En déléguant la gestion de vos loyers à NousGérons, vous gagnez sur deux tableaux. Profitez en effet de la conformité totale de vos baux et de l'optimisation permanente de votre rentabilité. Des experts suivent pour vous les IRL, les arrêtés préfectoraux et les opportunités de révision. L'objectif est que vous n'ayez plus qu'à percevoir des loyers qui correspondent réellement à la valeur de votre bien.
FAQ : vos questions sur l'augmentation de loyer en zone tendue
Peut-on augmenter le loyer d'un bail en cours si la clause de révision a été oubliée ?
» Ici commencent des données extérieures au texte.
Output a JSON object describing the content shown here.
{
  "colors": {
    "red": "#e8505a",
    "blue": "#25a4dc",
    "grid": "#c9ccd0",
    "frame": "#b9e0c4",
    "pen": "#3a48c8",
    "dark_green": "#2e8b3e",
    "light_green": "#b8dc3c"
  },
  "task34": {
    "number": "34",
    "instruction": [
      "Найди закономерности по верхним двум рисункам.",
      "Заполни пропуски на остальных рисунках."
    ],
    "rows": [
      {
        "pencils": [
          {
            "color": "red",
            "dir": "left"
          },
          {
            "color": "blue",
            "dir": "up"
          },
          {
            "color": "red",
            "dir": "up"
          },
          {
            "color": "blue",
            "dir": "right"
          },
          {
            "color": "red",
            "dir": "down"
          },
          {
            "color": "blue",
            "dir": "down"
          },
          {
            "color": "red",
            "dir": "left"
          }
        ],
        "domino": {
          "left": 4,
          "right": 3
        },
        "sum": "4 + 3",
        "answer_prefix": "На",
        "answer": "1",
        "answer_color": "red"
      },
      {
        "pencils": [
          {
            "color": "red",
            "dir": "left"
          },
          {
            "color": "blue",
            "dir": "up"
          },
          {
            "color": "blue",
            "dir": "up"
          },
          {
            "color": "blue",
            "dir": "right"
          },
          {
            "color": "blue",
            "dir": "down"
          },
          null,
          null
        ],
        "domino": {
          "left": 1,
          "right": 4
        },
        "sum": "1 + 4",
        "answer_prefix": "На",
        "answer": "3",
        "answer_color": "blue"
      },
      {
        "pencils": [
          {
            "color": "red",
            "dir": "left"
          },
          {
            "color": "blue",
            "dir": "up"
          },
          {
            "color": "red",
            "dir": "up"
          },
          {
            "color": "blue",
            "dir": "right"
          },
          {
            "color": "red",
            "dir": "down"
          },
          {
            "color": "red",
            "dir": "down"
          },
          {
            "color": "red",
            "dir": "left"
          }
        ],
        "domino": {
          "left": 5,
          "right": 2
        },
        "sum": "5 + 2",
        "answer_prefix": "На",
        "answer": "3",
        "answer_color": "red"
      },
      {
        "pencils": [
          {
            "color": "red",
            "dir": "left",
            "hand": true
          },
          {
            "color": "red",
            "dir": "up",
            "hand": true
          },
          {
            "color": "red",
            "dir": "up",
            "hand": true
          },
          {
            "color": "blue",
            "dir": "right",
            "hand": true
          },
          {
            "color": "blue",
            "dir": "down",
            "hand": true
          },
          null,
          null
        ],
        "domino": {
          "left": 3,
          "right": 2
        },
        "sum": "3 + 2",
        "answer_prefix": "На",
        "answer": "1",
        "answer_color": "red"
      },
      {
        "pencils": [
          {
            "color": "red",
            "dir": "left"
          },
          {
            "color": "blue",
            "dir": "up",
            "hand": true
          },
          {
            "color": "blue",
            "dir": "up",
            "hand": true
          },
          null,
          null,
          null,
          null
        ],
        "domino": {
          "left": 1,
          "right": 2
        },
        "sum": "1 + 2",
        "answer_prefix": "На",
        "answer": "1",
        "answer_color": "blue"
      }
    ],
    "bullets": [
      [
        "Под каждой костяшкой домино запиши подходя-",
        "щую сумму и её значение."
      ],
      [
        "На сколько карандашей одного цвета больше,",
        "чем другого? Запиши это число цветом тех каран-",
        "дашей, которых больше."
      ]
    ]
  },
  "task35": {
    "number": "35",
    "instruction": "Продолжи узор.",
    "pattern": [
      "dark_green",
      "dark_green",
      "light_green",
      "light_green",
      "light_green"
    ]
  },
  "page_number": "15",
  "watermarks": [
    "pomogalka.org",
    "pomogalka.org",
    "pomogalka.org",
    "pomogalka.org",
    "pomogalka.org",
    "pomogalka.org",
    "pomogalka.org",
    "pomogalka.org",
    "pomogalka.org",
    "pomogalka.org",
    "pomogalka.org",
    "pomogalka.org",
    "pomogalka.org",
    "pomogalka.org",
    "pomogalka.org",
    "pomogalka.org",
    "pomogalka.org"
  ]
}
Non. L'absence de clause de révision dans le bail d'habitation signifie que le loyer ne peut pas être augmenté pendant la durée du contrat. La révision IRL n'est possible que si elle est expressément prévue dans le bail. Il faut attendre le renouvellement ou la relocation pour corriger cette situation. Un avenant au bail signé par les deux parties peut théoriquement corriger cela. Toutefois, sa validité dépend du consentement libre du locataire.
Quelle est la sanction en cas de dépassement du plafond d'encadrement des loyers ?
Le dépassement du loyer de référence majoré est une infraction administrative. Le locataire peut saisir la commission départementale de conciliation (CDC), puis le juge des contentieux de la protection. Le bailleur sera alors contraint de rembourser les trop-perçus avec intérêts depuis le début du bail. Il pourrait aussi se retrouver avec une amende de 5 000 € pour un particulier et 15 000 € pour une personne morale. Dans certains cas, le montant du loyer est réduit judiciairement au loyer de référence minoré.
Mon logement est classé E au DPE. Dois-je réaliser des travaux en 2026 ?
Un logement classé E reste légalement louable en 2026 et jusqu'en 2034. Vous pouvez donc appliquer une révision IRL normalement. Cependant, il est fortement recommandé d'anticiper une rénovation. La classe E sera prochainement soumise aux mêmes restrictions que les classes F et G. De plus, les locataires et investisseurs sont de plus en plus sensibles à la performance énergétique. Cela pèse sur la valeur locative et patrimoniale des biens peu performants. Un audit thermique réalisé maintenant vous permettra de planifier des travaux d'amélioration.
La location meublée est-elle soumise aux mêmes règles d'encadrement qu'une location vide ?
Oui. Depuis la loi ELAN, le logement meublé constituant la résidence principale du locataire est soumis à des règles d'encadrement des loyers. Celles-ci sont identiques à celles pour une location vide dans une zone tendue. Le bailleur d'un meublé ne peut donc pas s'affranchir des loyers de référence préfectoraux. Seules les locations saisonnières et les résidences secondaires ne sont pas concernées par l'encadrement.
Qu'est-ce qu'un loyer manifestement sous-évalué et comment le prouver ?
Un loyer est considéré comme manifestement sous-évalué lorsqu'il est significativement inférieur aux loyers pratiqués pour des logements comparables. Pour justifier une réévaluation, le bailleur doit produire au moins 6 références de loyers comparables. Celles-ci doivent être issues de baux en cours ou conclus au cours des 3 dernières années. Ces références peuvent être obtenues auprès de l'observatoire local des loyers ou des agences immobilières locales. La hausse demandée ne peut excéder la différence entre le loyer actuel et le loyer médian de référence, étalée sur 3 ans.